These discount retailers are often in the news, and sometimes it's for less than pleasant reasons. On July 11, city officials in Euclid, Ohio shut down two Dollar Generals due to "critical safety issues," CBS-affiliate Cleveland 19 News reported, including lack of access to electrical panels, blocked aisles, and inaccessible fire extinguishers. In June, the U.S Department of Labor's Occupational Safety and Health Administration (OSHA) also cited Dollar General stores in two states for "serious hazards," such as padlocked and blocked emergency exits.
Walmart has made headlines as well and was recently sued by the Federal Trade Commission (FTC) on June 28 as a result of alleged money transfer fraud. On July 5, the big-box retailer faced more legal trouble, this time thanks to a class-action suit filed by Jeremy Guzman in Illinois. According to Top Class Actions, Guzman claims that Walmart is falsely marketing its Great Value-brand mayonnaise as a "healthier" option.
Dollar General and Walmart may have to shell out cash for lawsuits and fines, but the latest incidents could've affected your wallet instead.
These retailers are facing major penalties.
Living in the digital age, we pretty much trust that when a barcode is scanned, the computer registers the right price. We pay, and we carry on about our day. Unfortunately, this is not always the case, as exhibited by recent price-scanner errors at large retailers.
According to an Aug. 3 press release from the North Carolina Department of Agriculture and Consumer Services (NCDA & CS), 61 retail stores in North Carolina have been fined a total of $352,420 for overcharging customers during the second quarter of 2022. Walmart and Dollar General accounted for the majority of the penalties, owing a combined total of $257,190.
Best Life reached out to both Walmart and Dollar General for comment on the price-scanner issues, but neither retailer responded before publication.
Walmart and Dollar General aren't the only retailers being penalized.
Of the 61 stores, price-scanning errors were detected at 27 Dollar Generals, 19 Walmarts, six Family Dollars, four Advance Autos, two Targets, one Petsmart, one Pet Supplies Plus, and one Compare Foods (a supermarket chain).
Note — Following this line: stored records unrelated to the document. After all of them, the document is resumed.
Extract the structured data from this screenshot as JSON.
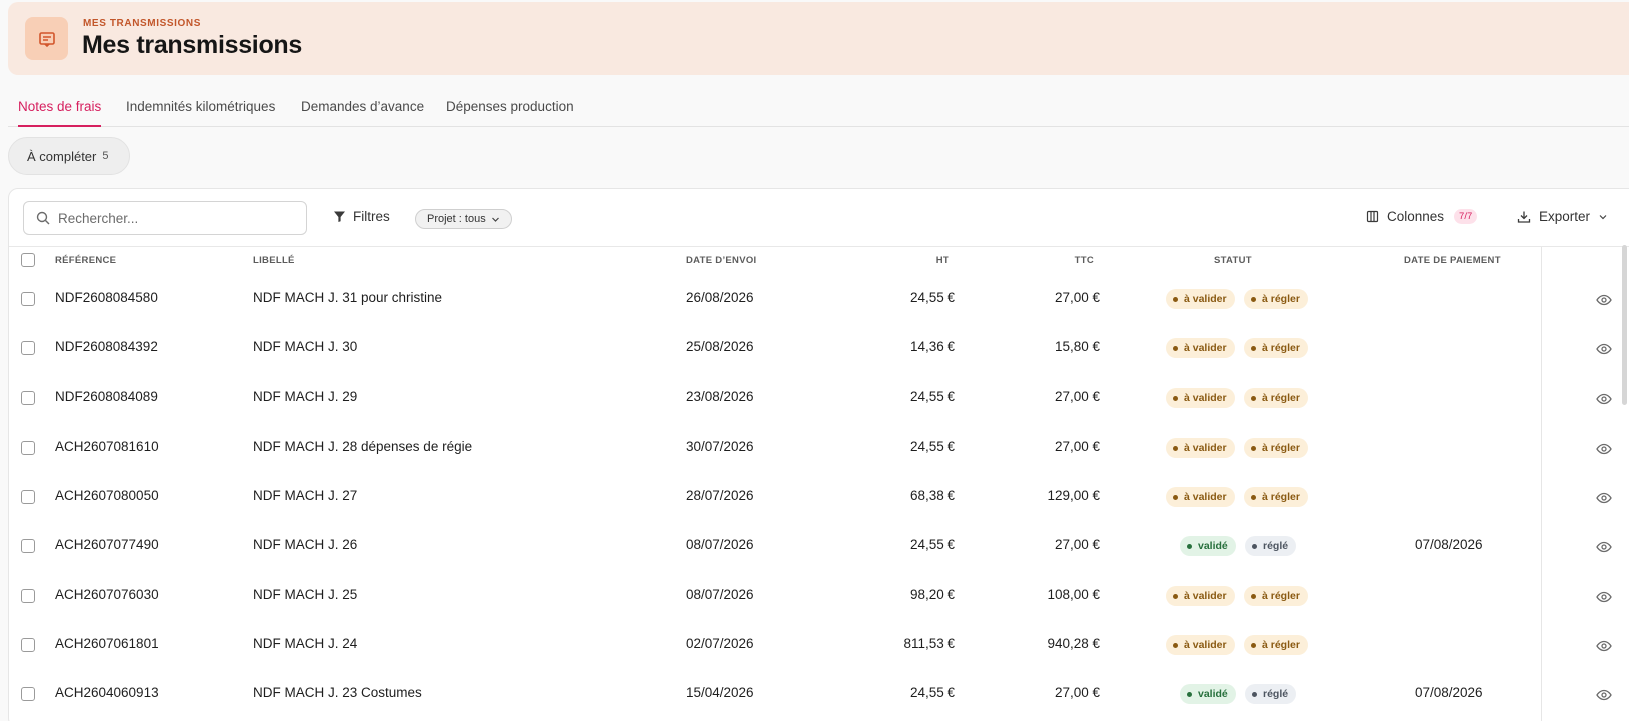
{
  "header": {
    "eyebrow": "MES TRANSMISSIONS",
    "title": "Mes transmissions",
    "icon": "receipt-icon"
  },
  "tabs": [
    {
      "label": "Notes de frais",
      "active": true
    },
    {
      "label": "Indemnités kilométriques",
      "active": false
    },
    {
      "label": "Demandes d’avance",
      "active": false
    },
    {
      "label": "Dépenses production",
      "active": false
    }
  ],
  "filter_chip": {
    "label": "À compléter",
    "count": "5"
  },
  "toolbar": {
    "search_placeholder": "Rechercher...",
    "filters_label": "Filtres",
    "projet_label": "Projet : tous",
    "colonnes_label": "Colonnes",
    "colonnes_count": "7/7",
    "export_label": "Exporter"
  },
  "columns": {
    "reference": "RÉFÉRENCE",
    "libelle": "LIBELLÉ",
    "date_envoi": "DATE D’ENVOI",
    "ht": "HT",
    "ttc": "TTC",
    "statut": "STATUT",
    "date_paiement": "DATE DE PAIEMENT"
  },
  "colors": {
    "accent": "#d61f5e",
    "header_bg": "#f9e9e0",
    "warn_bg": "#fcefd9",
    "ok_bg": "#e2f3e6"
  },
  "rows": [
    {
      "ref": "NDF2608084580",
      "libelle": "NDF MACH J. 31 pour christine",
      "date": "26/08/2026",
      "ht": "24,55 €",
      "ttc": "27,00 €",
      "status": [
        {
          "label": "à valider",
          "kind": "warn"
        },
        {
          "label": "à régler",
          "kind": "warn"
        }
      ],
      "paid": ""
    },
    {
      "ref": "NDF2608084392",
      "libelle": "NDF MACH J. 30",
      "date": "25/08/2026",
      "ht": "14,36 €",
      "ttc": "15,80 €",
      "status": [
        {
          "label": "à valider",
          "kind": "warn"
        },
        {
          "label": "à régler",
          "kind": "warn"
        }
      ],
      "paid": ""
    },
    {
      "ref": "NDF2608084089",
      "libelle": "NDF MACH J. 29",
      "date": "23/08/2026",
      "ht": "24,55 €",
      "ttc": "27,00 €",
      "status": [
        {
          "label": "à valider",
          "kind": "warn"
        },
        {
          "label": "à régler",
          "kind": "warn"
        }
      ],
      "paid": ""
    },
    {
      "ref": "ACH2607081610",
      "libelle": "NDF MACH J. 28 dépenses de régie",
      "date": "30/07/2026",
      "ht": "24,55 €",
      "ttc": "27,00 €",
      "status": [
        {
          "label": "à valider",
          "kind": "warn"
        },
        {
          "label": "à régler",
          "kind": "warn"
        }
      ],
      "paid": ""
    },
    {
      "ref": "ACH2607080050",
      "libelle": "NDF MACH J. 27",
      "date": "28/07/2026",
      "ht": "68,38 €",
      "ttc": "129,00 €",
      "status": [
        {
          "label": "à valider",
          "kind": "warn"
        },
        {
          "label": "à régler",
          "kind": "warn"
        }
      ],
      "paid": ""
    },
    {
      "ref": "ACH2607077490",
      "libelle": "NDF MACH J. 26",
      "date": "08/07/2026",
      "ht": "24,55 €",
      "ttc": "27,00 €",
      "status": [
        {
          "label": "validé",
          "kind": "ok"
        },
        {
          "label": "réglé",
          "kind": "neutral"
        }
      ],
      "paid": "07/08/2026"
    },
    {
      "ref": "ACH2607076030",
      "libelle": "NDF MACH J. 25",
      "date": "08/07/2026",
      "ht": "98,20 €",
      "ttc": "108,00 €",
      "status": [
        {
          "label": "à valider",
          "kind": "warn"
        },
        {
          "label": "à régler",
          "kind": "warn"
        }
      ],
      "paid": ""
    },
    {
      "ref": "ACH2607061801",
      "libelle": "NDF MACH J. 24",
      "date": "02/07/2026",
      "ht": "811,53 €",
      "ttc": "940,28 €",
      "status": [
        {
          "label": "à valider",
          "kind": "warn"
        },
        {
          "label": "à régler",
          "kind": "warn"
        }
      ],
      "paid": ""
    },
    {
      "ref": "ACH2604060913",
      "libelle": "NDF MACH J. 23 Costumes",
      "date": "15/04/2026",
      "ht": "24,55 €",
      "ttc": "27,00 €",
      "status": [
        {
          "label": "validé",
          "kind": "ok"
        },
        {
          "label": "réglé",
          "kind": "neutral"
        }
      ],
      "paid": "07/08/2026"
    }
  ]
}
The inspections are carried out by the NCDA & CS periodically and are unannounced, according to the press release. Inspectors scan items at the register to check that they match the prices advertised, and if a store has an error rate that's over two percent, a follow-up visit is required. If a store fails during the second inspection, that is when penalties are put in place. The store will continue to be inspected at 60-day intervals until they satisfy the less-than-two-percent error rate.
"Our standards division continues to see a significant increase in stores with price scanner errors, as many stores continue to deal with staffing shortages," Steve Troxler, Agriculture Commissioner, stated in the press release. "Overcharges cost consumers so we remain vigilant in inspecting stores in order to protect consumers."
Price-scanner errors are an ongoing concern.
In April, 42 stores in North Carolina were slapped with fines due to their excessive errors, including four Walmarts, four Dollar Generals, two Advance Autos, and one Ingles Market (a regional supermarket chain). As a result, and considering the more recent errors, the NCDA & CS continues to stress the importance of giving your receipts a once-over.
"It is always a good practice for consumers to check their receipts as well as the price on the shelf to make sure that they are paying the correct amount and alert managers if they are not correct," Troxler said in the press release.
If you ever find that you've been overcharged after you leave the store, you can generally bring the item and your receipt back to have the price matched and receive a refund. If you live in North Carolina, the NCDA & CS also states that you can file a complaint about scanner errors by calling the Standards Division at 984-236-4750.